In 2020 alone, 8,600 adults participated in psychotherapy, and 3,300 received treatment for substance use disorders.
Bozeman, Mont. (June 30, 2021) – The Montana Healthcare Foundation released a new report that shows that Montana’s Medicaid expansion program has supported significant improvements in the state’s behavioral health system, increasing its capacity to prevent and treat mental illness and substance use disorders. Moreover, with Medicaid expansion now providing a consistent payment source for substance use disorder treatment services, Montana’s budget for preventing harmful drug and alcohol use has doubled between 2016 and 2020.
“Medicaid expansion is fueling an expansion of Montana’s prevention and treatment system to address longstanding unmet needs, particularly in rural and Tribal communities. This work is just getting started. Turning the tide on addiction, suicide, and mental illness in our state will require steady leadership and dedicated investment for years to come,” said Montana Healthcare Foundation CEO Dr. Aaron Wernham.

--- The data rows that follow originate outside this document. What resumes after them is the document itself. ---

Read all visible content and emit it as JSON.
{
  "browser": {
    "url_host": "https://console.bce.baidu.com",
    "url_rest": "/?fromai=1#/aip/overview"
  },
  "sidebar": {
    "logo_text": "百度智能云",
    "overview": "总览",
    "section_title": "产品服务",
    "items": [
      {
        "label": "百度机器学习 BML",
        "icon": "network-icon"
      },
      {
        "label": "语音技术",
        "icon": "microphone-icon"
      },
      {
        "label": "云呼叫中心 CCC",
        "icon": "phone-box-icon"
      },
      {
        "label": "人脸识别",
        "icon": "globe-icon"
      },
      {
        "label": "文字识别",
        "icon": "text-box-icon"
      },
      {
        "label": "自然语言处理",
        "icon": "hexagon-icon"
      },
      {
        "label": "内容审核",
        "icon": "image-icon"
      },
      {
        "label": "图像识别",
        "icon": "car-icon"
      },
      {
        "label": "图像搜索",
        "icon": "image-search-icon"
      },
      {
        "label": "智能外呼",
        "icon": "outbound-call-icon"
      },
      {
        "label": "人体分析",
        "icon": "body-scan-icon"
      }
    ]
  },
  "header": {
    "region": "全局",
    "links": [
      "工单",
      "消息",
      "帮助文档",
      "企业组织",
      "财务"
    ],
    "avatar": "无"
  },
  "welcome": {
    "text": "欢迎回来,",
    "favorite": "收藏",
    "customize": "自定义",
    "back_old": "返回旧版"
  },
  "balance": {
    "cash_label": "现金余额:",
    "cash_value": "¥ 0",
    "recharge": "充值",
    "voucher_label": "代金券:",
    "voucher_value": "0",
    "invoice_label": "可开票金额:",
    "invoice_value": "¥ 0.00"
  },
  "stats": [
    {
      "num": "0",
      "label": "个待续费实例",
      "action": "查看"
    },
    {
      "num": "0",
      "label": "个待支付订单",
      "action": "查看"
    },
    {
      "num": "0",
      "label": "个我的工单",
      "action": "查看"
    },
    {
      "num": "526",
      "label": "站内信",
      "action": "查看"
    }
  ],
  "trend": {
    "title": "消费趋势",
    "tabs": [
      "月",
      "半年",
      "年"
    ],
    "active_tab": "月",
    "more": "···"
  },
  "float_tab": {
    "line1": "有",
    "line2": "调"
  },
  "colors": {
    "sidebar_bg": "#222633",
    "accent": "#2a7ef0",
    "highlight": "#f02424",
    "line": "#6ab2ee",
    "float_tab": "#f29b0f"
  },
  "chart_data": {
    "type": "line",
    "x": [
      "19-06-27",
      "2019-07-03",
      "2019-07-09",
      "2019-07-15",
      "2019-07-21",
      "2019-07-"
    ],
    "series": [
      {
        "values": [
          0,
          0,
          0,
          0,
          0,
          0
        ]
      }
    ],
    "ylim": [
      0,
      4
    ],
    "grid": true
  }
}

“As this new report indicates, substance use disorder treatment services are becoming more widely available and utilized in Montana. Governor Gianforte’s plan to bolster the state’s current efforts to support substance use disorder and behavioral health care through the HEART Initiative will move Montana forward even more,” said Montana Department of Public Health and Human Services Director Adam Meier.
Although Montana consistently has among the highest mortality rates due to drugs, alcohol, and suicide in the nation, this report shows how much progress has been made to improve the behavioral health system and make services available for those who need them.
Key findings of the report include:
- More people are accessing behavioral health services:
- In 2020, nearly 34,000 Medicaid expansion enrollees (37%) received a behavioral health service or had a behavioral health diagnosis recorded on a claim.
- Between 2019 and 2020, Medicaid expansion enrollee use of behavioral health services increased by 28%, and the use of tele-behavioral health increased by 3,112%.
- Primary care is playing a central role in identifying behavioral health conditions and connecting people to care:
- Over half of adult Medicaid patients (59%) now receive care in primary care clinics that also provide behavioral health services.
- Between 2016 and 2020, the proportion of Medicaid expansion enrollees who saw a behavioral health provider for the first time within 30-days of a primary care visit increased from 15% to 29%.
- New federal funding is supporting the behavioral health system:
- Increased access to and utilization of behavioral health services by expansion enrollees, combined with a nine-to-one federal spending match for payments, has brought nearly $54 million in new funding to Montana to support the state’s behavioral health system.
- Expanded resources and capacity for preventing and treating substance use disorders:
- Medicaid expansion expanded the resources available for substance use disorder prevention and treatment in Montana by over 70% and allowed funding for substance use disorder prevention services to double.
- The number of state-authorized substance use disorder treatment provider service locations more than doubled between 2016 and 2021. In addition, the number of providers waivered to prescribe buprenorphine for opioid use disorders increased by over 700% between 2017 and 2021.
Medicaid provides Montanans with low-income access to physical and behavioral health care services based on their medical needs and life circumstances. It also provides access to primary care services, a crucial resource for early detection and treatment of behavioral health concerns. Montana expanded Medicaid in 2016, increasing access to behavioral health care services by providing coverage for over 90,000 people and providing funding that has allowed the behavioral health system to grow and add new services to the benefit of all Montanans.